Carta a mi Señor
Inesperadamente, he recibido un precioso regalo que nunca habría podido imaginar; es difícil que pudiera haber algo que en esos momentos me diera más alegría. Me quedé un poco aturdida por la sorpresa y por la clase de regalo, nada común. No supe qué pensar e intentaba darte gracias. Por otro lado, mi mente inquieta escudriñaba los rincones de los últimos días, los rastros de mis lágrimas recientes, los silencios de mis penas inconsoladas y de mis soledades ocultas para averiguar qué había hecho de bueno para merecer aquel bellísimo premio. Me preguntaba qué actitud mía me había ganado aquella recompensa y por más que me esforzaba, no daba con ello.
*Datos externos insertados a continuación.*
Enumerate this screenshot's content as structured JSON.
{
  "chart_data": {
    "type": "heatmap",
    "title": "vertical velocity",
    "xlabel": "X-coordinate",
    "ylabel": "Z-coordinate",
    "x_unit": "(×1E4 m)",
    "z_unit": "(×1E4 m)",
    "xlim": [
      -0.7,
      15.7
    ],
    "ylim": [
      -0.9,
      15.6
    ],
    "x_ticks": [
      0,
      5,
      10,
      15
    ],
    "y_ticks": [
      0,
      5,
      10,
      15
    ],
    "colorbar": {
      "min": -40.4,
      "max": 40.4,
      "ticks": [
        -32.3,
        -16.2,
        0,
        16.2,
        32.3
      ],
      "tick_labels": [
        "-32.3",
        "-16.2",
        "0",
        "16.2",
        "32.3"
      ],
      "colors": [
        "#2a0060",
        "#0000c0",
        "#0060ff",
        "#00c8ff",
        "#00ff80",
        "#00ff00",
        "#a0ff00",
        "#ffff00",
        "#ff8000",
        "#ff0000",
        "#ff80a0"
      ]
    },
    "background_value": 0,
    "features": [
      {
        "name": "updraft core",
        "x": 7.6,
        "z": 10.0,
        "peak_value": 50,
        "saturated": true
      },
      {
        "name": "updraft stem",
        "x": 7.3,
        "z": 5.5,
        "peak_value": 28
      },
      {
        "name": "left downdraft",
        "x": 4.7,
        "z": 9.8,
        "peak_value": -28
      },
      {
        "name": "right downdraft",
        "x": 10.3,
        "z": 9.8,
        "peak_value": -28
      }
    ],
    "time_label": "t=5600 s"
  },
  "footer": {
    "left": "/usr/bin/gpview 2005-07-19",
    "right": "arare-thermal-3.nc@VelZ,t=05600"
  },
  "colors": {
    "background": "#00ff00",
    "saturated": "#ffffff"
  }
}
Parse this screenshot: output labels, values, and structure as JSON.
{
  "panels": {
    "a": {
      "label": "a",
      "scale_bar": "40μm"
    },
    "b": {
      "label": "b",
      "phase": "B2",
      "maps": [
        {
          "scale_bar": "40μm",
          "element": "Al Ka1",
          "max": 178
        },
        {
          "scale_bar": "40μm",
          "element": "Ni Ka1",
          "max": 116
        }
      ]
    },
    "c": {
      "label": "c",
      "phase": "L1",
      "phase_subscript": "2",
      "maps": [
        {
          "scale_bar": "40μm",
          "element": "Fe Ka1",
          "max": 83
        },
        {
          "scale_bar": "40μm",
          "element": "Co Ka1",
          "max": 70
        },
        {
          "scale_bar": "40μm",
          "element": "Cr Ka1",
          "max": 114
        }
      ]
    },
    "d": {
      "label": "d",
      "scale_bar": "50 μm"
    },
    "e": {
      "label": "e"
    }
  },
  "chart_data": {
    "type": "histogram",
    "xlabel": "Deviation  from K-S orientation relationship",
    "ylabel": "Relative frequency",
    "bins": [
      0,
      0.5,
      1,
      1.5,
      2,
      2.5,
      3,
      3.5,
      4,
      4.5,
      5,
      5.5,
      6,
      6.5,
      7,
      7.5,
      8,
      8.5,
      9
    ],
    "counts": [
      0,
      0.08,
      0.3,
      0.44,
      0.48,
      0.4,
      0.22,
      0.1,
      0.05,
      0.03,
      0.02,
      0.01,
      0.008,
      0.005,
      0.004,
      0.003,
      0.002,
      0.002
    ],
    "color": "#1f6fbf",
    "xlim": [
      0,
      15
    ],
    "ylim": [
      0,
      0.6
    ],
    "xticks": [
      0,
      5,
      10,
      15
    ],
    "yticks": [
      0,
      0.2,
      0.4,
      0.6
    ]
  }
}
¡Qué torpe y necia fui! Nada había hecho para merecerlo; Tú no actúas así. Por pura bondad hiciste que me lo regalaran, por gracia, porque quisiste. No había recompensa por nada, no era un comercio de hago y me premias, no te había ganado ni con lloros ni con buena conducta. Tú dispones los regalos, Tú otorgas las recompensas, Tú estipulas los salarios según tu baremo, no de acuerdo con mis mezquinas reglas. Tú sacas de tu esplendidez la paga inesperada que no figuraba en mi contabilidad pequeña ni en mis cálculos chatos.
Me murmuras tantas veces “¿Vas a tener tú envidia porque yo soy bueno?”, ¡y yo sin enterarme! Tú eres así y yo, ¡qué torpe! ¡Tanto hablar de la gratuidad y no sé distinguir sin titubear y con rapidez la tuya, origen y motivo de todas!
Llevo ese regalo siempre conmigo. Es lo único que no he perdido en un reciente desastre tecnológico, pues por precioso, lo guardé seguro en cuanto lo recibí. Y a veces me paro a mirarlo de nuevo, a darle vueltas, considerarlo y metérmelo aún más en el corazón. Y procuro aprender su lección acerca de ti, tal como siempre has sido en mi vida: inesperado, por sorpresa, de repente, regalo total, regalo supremo por nada, porque sí, porque has querido.